Which leaves us with the two islands no mainland American can name, practically or literally, Kahoolawe (Ka-ho-oh-la-vay) and Niihau (Nee-ee-how). Kahoolawe is uninhabited because it’s believed there is still un-exploded military ordnance on it, as in navy bombs that were dropped and didn’t blow up. For decades, the U.S. military used this island just a few miles off the south coast of Maui as a bombing range. It’s the only island of the group I never visited.
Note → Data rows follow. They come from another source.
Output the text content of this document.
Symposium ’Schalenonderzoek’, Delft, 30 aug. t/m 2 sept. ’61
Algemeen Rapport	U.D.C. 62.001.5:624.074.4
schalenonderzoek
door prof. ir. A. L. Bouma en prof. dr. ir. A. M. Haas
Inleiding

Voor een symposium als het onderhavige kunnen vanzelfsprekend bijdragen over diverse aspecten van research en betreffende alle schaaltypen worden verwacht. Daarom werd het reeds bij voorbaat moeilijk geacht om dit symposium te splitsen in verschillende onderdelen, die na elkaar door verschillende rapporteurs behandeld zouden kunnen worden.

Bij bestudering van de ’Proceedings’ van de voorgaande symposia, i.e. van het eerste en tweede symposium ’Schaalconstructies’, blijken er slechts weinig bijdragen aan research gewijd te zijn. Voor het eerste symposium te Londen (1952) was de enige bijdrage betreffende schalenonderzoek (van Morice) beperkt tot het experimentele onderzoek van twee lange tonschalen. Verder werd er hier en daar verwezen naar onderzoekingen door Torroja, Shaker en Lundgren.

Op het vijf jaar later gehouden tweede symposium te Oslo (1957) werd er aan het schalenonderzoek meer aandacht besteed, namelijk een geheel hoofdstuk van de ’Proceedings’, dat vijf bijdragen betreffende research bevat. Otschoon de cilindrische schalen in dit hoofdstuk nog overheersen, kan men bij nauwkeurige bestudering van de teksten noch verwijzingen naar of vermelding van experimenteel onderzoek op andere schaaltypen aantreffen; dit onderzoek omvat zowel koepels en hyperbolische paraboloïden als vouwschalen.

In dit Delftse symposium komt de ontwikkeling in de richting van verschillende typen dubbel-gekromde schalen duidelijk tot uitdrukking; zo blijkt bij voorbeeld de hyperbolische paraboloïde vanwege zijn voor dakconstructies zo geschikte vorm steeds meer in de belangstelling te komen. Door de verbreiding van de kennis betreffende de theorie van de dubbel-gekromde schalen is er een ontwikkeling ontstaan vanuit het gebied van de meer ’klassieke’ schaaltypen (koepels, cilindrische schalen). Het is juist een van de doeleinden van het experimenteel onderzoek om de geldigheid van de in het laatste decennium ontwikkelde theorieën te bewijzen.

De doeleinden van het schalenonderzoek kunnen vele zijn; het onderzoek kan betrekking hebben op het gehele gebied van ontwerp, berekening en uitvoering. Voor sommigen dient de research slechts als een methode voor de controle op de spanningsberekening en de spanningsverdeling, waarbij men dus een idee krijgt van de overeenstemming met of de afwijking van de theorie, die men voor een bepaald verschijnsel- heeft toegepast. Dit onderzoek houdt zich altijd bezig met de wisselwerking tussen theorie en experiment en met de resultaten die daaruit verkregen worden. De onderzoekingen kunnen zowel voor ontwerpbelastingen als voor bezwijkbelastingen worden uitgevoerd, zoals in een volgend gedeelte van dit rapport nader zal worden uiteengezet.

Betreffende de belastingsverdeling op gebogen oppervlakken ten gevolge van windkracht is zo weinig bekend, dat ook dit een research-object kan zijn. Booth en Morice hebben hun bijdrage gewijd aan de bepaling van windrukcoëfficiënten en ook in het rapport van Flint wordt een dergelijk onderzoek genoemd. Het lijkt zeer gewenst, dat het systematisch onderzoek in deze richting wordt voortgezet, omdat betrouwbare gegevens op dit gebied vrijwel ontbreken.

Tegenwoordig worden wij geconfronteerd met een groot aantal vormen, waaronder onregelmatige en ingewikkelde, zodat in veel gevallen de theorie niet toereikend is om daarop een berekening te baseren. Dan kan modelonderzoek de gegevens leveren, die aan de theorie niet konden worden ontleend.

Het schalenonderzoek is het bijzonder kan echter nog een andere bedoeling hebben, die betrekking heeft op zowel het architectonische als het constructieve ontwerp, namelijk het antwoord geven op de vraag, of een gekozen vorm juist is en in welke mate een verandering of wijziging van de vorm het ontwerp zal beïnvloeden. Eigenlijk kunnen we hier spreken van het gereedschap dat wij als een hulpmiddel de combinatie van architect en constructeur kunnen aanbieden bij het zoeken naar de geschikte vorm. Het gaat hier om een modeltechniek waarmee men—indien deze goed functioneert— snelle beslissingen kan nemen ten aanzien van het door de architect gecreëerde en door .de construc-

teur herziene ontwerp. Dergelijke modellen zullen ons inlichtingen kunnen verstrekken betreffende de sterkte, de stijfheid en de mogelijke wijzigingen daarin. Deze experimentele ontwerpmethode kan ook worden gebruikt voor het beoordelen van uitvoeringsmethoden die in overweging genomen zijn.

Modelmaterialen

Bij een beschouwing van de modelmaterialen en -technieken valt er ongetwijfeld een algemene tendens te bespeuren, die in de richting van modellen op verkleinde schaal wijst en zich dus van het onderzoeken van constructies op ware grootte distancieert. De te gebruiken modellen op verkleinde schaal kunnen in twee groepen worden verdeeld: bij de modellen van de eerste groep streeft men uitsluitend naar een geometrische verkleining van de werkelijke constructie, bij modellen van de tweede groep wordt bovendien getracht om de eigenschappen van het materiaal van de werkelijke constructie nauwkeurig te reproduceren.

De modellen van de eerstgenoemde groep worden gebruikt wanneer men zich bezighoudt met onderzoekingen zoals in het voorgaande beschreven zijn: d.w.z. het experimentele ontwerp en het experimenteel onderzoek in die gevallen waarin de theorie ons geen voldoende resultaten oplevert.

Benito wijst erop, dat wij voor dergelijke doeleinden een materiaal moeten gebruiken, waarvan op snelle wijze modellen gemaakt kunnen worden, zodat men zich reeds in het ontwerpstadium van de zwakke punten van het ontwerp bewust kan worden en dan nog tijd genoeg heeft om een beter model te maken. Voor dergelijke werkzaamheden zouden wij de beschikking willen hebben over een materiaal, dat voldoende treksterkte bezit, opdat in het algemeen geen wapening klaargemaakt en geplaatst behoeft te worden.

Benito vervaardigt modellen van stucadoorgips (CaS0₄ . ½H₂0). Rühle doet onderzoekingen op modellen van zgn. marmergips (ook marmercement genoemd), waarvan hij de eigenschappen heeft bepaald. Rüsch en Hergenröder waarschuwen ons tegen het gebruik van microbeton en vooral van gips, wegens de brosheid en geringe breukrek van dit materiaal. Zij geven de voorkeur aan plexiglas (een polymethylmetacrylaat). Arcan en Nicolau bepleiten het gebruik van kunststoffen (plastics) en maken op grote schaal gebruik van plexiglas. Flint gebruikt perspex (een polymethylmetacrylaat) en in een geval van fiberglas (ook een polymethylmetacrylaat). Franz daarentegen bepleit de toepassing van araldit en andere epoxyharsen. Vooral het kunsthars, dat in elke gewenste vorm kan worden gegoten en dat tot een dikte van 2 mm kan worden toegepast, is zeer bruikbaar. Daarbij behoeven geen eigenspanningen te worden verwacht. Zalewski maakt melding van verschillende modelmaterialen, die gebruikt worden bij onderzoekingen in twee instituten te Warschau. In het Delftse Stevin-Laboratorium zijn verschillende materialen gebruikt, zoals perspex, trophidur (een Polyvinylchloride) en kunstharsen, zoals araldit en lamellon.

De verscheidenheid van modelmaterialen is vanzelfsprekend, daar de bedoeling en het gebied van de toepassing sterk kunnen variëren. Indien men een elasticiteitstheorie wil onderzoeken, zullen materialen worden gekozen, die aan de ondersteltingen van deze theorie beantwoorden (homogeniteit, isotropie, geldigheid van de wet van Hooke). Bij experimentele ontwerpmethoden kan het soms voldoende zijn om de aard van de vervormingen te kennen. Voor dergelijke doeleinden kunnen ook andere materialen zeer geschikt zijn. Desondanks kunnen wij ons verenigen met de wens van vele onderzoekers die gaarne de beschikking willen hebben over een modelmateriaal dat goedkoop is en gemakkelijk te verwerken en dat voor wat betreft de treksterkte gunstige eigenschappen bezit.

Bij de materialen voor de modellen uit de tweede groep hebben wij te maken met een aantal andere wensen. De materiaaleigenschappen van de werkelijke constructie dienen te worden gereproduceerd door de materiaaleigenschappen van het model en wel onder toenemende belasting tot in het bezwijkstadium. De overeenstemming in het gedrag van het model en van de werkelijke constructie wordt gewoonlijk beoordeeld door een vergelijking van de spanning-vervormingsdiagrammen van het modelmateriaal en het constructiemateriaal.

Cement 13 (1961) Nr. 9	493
I made it to seven of the eight because I was blessed to visit Niihau, “The Forbidden Isle,” as part of a January 1996 experience I could never have dreamed up. My then-wife, Nora, bought me the unexpected trip as a Christmas present for about $250. That was a very expensive gift for us in those days and, ultimately, it proved to be a priceless one. I had moved to Hawaii to work at the CBS affiliate in 1991, and I would be leaving for good in less than two weeks. At that point in history, very few non-Niihauans or non-ancient Hawaiian warriors had ever set foot on the island. Our opportunity to go there arose because the island’s owners were looking for a way to help pay their hefty federal estate taxes.